Days of Wine and Leftovers

How to be polite to people who aren't

Since avoiding her altogether is not possible, how should I handle a know-it-all who isn't credible and has on occasion led others astray?

Sincerely,
Frustrated in San Francisco

Dear Frustrated Madam or Sir,

The know-it-all is an annoying conversation partner – and I'm sure the co-worker you describe can vouch for this as well as you can.

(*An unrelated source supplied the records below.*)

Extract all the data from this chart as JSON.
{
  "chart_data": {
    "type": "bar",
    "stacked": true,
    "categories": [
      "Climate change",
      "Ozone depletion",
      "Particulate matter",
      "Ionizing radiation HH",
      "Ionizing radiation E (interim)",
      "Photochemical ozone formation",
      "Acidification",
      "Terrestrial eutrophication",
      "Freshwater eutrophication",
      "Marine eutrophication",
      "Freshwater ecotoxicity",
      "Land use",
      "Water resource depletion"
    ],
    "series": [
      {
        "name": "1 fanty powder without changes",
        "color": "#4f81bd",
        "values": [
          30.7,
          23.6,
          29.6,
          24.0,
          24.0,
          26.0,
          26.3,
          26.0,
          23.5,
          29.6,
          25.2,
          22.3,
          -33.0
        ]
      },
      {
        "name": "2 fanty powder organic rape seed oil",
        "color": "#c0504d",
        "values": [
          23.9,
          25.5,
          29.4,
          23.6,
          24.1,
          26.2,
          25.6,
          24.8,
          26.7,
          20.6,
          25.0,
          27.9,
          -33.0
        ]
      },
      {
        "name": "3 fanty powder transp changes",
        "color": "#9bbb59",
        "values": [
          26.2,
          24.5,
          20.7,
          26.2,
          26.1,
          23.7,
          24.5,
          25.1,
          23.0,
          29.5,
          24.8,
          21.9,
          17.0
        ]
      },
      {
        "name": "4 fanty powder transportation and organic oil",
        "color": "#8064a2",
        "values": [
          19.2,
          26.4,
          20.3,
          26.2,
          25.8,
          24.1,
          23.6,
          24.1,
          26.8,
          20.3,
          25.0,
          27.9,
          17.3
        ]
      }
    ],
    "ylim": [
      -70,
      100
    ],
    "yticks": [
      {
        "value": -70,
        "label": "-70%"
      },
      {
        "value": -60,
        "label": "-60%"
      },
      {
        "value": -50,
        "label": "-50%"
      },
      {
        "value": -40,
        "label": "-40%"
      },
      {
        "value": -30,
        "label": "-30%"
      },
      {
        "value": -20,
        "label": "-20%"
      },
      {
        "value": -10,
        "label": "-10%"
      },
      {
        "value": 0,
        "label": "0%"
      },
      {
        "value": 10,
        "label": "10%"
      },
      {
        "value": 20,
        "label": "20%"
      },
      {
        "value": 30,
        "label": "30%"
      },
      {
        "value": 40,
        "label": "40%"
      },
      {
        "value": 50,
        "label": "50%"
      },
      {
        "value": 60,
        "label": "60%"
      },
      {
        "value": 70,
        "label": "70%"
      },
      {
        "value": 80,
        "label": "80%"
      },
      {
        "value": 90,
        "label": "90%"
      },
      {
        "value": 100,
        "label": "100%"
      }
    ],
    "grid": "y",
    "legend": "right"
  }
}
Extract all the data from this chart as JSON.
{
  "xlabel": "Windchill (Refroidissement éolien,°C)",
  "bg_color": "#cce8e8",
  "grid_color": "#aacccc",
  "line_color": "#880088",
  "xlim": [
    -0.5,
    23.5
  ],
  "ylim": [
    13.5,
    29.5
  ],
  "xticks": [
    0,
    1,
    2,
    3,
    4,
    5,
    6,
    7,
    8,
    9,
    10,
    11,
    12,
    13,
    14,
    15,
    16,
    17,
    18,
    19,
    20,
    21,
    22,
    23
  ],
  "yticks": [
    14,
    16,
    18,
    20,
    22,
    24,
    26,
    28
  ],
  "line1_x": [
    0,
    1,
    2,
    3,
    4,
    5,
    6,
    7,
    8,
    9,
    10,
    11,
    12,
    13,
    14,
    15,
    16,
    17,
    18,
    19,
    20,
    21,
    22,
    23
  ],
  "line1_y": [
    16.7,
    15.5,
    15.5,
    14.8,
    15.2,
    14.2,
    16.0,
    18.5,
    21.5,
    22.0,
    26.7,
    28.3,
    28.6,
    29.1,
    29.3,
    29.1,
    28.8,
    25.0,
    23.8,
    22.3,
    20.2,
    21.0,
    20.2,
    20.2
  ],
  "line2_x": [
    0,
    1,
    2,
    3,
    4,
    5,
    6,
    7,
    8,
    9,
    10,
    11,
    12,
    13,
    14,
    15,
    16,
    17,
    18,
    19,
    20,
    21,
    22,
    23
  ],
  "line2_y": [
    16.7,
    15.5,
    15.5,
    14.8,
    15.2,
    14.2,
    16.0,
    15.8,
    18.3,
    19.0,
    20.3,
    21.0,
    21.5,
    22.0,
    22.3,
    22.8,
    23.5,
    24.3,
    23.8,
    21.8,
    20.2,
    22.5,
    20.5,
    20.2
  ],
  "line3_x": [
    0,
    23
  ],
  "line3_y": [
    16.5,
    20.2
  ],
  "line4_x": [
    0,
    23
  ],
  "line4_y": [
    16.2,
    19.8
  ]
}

Of course, you have the facts and she doesn't, apparently, and this makes her doubly irritating to you. I wonder, though, why you feel the need to correct her at all, especially if you're discussing, as you say, a matter of opinion. If she's argumentative about issues related to your job, you could discuss the matter with a supervisor. But if she simply won't be swayed from her belief that the Finnish government has established secret colonies on Mars or that Liza Minnelli has never won a Tony Award, well, why waste your breath? It's a fact – and a terrible pity – that many people just can't disagree without unpleasantness.

You know that what this woman says may not be factual. And although your protective instinct is noble, you'll have to let other grown-ups reach that conclusion for themselves. Beyond saying, "Is that really true? I've never heard anything like that before," or, "Perhaps you're mistaken? I'm a big fan, and I'm certain she won one for The Act, at least," I'd suggest agreeing to disagree with her on such topics. If your colleague becomes unpleasant when you try to discuss a matter in detail, limit your conversation with her – at least to topics you agree on.